In this registry study, researchers analyzed the outcomes of 173 patients after receiving autologous (auto, n=53) and allogeneic (allo, n=118) HCT.
The results showed that in the auto-HCT cohort, the three-year relapse incidence, progression-free survival (PFS), and overall survival (OS) were 37%, 48%, and 57%, respectively. The researchers observed that among allo-HCT recipients, the three-year relapse incidence, PFS, and OS were 30%, 43%, and 52%, respectively.

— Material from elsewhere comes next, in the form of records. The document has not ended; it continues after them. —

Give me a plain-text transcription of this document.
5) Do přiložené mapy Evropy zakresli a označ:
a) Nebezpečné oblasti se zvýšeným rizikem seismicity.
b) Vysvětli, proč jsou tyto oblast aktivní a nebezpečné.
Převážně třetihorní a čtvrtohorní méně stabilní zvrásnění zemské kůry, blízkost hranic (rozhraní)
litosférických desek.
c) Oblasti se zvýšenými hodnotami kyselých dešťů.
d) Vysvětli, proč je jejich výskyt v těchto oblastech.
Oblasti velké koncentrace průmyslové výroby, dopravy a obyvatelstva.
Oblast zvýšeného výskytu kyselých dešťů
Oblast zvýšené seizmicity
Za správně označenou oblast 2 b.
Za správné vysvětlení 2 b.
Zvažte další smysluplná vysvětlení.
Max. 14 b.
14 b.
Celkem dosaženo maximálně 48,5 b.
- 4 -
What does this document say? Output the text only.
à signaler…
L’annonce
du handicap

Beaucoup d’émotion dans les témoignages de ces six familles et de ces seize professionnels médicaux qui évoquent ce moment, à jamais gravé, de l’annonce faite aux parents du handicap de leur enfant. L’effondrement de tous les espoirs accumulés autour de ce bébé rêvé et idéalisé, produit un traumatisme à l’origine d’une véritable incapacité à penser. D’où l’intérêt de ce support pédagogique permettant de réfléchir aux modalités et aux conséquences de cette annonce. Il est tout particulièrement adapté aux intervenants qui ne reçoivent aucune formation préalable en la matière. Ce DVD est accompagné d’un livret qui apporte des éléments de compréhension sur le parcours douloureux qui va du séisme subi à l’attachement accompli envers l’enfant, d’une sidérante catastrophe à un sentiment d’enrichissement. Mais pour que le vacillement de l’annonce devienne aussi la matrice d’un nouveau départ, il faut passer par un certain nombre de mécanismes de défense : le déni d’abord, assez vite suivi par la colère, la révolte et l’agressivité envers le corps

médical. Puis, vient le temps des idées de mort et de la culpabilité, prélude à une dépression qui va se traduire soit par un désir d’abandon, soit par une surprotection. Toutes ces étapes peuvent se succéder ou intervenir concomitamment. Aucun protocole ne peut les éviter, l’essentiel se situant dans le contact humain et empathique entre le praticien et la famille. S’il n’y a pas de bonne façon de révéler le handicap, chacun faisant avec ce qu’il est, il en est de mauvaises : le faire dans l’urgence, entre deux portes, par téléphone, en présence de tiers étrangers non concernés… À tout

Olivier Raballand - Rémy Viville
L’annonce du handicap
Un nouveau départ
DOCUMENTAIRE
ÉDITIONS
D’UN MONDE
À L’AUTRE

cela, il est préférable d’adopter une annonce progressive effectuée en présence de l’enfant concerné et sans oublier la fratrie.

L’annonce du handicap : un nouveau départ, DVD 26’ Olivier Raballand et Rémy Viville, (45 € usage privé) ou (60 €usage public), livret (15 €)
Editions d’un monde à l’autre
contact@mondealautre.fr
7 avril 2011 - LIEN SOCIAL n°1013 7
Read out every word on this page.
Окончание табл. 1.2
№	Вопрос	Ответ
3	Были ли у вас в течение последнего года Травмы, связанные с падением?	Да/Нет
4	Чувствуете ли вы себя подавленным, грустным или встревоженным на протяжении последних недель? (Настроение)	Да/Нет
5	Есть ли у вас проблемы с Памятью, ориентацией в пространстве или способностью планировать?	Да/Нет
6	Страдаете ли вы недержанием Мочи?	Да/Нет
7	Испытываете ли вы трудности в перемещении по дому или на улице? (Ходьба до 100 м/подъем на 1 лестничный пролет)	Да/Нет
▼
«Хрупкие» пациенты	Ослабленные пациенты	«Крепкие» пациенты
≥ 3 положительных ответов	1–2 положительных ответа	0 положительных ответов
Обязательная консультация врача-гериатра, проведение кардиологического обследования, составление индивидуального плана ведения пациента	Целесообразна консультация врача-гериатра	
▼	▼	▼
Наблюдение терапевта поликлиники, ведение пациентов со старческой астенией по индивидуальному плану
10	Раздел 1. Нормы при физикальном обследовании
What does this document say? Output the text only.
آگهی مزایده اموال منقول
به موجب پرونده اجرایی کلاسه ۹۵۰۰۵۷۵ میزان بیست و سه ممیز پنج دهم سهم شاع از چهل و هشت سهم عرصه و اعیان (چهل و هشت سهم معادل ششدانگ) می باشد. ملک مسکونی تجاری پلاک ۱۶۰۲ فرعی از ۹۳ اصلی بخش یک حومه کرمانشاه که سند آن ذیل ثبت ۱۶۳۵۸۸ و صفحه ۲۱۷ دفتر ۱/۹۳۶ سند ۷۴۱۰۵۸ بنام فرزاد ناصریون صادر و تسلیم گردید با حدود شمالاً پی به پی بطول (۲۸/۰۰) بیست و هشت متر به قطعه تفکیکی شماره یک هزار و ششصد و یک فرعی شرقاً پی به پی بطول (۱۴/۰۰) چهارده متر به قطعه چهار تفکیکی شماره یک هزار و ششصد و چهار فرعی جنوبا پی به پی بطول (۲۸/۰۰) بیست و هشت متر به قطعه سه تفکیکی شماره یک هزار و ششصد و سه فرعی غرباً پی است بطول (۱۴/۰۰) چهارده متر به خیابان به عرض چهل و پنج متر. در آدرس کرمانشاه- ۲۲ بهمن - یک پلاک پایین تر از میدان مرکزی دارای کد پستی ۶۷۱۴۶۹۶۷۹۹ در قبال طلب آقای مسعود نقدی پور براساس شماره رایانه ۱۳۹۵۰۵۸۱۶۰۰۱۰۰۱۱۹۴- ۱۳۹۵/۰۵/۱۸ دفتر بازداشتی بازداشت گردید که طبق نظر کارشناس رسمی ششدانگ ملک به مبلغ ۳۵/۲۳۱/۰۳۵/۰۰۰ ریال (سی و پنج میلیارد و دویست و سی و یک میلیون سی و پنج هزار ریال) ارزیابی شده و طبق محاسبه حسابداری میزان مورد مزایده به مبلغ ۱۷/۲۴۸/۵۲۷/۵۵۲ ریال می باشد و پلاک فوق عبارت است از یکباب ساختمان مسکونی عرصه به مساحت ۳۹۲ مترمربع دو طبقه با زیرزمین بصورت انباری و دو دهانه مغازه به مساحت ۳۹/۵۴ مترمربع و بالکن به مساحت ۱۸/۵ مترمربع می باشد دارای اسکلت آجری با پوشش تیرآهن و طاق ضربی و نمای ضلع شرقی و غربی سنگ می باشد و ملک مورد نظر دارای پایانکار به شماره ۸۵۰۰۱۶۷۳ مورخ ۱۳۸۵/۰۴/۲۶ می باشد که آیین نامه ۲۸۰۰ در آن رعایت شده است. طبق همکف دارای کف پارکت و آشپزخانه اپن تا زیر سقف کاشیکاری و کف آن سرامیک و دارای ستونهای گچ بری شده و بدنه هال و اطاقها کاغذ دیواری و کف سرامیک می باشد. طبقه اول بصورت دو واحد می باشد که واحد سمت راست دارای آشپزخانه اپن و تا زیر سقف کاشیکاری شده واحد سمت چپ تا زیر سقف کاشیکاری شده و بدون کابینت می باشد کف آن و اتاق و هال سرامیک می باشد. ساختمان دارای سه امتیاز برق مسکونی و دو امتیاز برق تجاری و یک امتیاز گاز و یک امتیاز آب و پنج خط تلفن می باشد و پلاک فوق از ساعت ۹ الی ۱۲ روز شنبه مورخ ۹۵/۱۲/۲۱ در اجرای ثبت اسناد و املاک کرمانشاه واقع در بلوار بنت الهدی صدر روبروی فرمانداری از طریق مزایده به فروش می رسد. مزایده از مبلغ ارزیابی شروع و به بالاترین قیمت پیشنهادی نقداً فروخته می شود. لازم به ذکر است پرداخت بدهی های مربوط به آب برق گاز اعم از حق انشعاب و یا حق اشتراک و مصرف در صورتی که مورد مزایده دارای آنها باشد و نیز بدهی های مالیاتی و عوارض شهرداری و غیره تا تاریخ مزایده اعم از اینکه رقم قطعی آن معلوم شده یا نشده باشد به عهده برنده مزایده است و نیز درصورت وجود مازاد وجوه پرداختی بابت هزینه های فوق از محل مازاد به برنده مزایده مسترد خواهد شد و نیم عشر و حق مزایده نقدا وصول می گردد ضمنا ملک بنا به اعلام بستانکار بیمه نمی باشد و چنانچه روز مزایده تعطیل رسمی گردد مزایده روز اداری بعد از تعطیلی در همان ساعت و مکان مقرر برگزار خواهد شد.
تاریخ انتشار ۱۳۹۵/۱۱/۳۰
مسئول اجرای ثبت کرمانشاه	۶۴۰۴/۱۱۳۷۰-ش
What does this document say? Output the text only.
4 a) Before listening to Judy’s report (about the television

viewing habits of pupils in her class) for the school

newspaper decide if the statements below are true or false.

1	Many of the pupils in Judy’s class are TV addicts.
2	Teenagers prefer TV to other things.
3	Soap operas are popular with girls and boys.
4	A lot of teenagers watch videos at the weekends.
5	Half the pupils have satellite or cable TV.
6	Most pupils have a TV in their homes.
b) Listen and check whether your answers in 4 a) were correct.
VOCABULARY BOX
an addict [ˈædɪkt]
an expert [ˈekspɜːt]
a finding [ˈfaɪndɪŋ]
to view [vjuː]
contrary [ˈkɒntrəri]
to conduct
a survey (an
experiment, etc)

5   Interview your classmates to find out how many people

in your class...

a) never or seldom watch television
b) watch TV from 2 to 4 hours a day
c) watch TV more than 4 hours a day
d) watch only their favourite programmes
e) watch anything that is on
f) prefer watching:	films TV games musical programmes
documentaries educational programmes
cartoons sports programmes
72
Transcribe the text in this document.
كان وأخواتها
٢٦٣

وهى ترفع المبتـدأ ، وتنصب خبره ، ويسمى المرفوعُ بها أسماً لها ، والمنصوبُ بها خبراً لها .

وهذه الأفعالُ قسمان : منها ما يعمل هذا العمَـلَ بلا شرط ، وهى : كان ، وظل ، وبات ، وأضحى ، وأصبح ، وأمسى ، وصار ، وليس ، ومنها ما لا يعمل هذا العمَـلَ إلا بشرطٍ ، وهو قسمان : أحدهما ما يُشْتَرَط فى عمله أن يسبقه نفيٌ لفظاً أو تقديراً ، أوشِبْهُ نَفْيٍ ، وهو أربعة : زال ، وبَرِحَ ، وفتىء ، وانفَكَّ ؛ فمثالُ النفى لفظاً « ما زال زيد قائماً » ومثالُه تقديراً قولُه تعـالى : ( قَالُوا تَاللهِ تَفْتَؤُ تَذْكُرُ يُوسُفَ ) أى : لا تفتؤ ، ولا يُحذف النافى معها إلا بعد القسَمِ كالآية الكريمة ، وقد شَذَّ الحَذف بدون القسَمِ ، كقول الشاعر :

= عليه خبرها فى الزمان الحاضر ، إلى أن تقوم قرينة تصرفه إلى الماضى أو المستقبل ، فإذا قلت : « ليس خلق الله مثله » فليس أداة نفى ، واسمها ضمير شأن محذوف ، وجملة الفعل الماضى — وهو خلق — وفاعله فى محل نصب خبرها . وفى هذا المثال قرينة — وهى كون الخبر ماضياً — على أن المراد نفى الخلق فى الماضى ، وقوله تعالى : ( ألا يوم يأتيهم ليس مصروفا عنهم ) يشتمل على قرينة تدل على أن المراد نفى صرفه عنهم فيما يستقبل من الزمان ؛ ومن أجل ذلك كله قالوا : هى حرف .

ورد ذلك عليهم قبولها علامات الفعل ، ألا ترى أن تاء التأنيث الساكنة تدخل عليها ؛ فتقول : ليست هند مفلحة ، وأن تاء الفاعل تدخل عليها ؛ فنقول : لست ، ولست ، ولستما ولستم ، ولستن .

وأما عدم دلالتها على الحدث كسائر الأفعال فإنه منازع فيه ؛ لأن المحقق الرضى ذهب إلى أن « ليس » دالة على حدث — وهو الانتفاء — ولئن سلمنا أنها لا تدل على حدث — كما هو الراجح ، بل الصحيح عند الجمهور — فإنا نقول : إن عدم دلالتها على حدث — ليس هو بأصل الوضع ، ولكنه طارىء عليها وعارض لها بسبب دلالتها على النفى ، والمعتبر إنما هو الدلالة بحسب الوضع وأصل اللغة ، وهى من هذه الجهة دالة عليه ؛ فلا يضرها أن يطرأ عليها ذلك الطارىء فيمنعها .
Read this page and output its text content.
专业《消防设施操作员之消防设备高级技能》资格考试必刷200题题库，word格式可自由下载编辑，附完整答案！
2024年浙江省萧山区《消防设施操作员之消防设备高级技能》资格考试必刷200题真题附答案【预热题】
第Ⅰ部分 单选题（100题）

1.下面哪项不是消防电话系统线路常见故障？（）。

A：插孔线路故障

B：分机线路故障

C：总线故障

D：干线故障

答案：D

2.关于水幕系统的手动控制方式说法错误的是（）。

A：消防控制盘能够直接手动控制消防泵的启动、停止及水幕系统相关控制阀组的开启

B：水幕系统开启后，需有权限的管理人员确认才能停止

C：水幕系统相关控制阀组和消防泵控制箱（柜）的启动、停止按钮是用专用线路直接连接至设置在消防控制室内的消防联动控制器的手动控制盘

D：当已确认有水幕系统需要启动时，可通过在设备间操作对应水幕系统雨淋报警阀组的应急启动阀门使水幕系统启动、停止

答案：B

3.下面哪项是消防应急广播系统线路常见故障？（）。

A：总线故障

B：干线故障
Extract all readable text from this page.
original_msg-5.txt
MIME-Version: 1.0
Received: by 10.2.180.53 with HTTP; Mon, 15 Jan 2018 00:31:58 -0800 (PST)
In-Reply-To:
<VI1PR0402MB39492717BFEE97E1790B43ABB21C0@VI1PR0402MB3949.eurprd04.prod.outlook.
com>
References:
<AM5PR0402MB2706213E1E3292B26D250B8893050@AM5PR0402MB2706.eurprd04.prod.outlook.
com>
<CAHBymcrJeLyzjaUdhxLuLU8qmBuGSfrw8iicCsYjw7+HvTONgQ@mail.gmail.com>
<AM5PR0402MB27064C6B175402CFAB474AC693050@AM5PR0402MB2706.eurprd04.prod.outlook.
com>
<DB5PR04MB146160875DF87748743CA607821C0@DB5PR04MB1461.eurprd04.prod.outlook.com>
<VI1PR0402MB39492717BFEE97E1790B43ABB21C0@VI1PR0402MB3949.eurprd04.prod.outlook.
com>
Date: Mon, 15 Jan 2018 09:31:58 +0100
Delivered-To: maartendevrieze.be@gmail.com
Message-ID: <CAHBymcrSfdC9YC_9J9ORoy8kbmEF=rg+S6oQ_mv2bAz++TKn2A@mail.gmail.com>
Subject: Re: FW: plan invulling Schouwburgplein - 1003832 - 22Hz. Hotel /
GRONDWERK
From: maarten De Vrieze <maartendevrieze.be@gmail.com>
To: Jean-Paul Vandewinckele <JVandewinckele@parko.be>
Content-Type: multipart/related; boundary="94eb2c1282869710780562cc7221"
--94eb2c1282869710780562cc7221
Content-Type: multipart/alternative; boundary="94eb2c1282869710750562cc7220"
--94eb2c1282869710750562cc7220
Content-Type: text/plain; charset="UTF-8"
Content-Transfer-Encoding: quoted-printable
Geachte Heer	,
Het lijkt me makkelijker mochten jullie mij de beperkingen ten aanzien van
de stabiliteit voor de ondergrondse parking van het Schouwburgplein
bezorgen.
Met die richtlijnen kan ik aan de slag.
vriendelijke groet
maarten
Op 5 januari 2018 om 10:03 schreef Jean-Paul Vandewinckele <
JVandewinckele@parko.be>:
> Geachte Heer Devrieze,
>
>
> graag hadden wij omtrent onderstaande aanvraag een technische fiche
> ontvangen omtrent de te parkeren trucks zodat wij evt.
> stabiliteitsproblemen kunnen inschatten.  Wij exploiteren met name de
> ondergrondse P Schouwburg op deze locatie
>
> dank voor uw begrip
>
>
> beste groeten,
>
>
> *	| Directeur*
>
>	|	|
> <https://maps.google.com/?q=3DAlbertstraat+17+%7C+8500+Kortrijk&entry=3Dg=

They noted that in the allo-HCT cohort, deeper response to HCT was associated with outcomes. In patients who achieved a complete response, three-year PFS and OS were 66% and 77%, respectively. On the other hand, three-year PFS and OS were 43% and 57%, respectively, for those who achieved a partial response. For patients who were resistant to treatment with HCT, three-year PFS and OS were 5% and 15%, respectively. Cytogenetic abnormalities and prior novel therapy did not impact outcomes.
“In our study, HCT resulted in durable remissions in therapy-sensitive patients with DLBCL-RS…including patients with high-risk features,” the researchers concluded.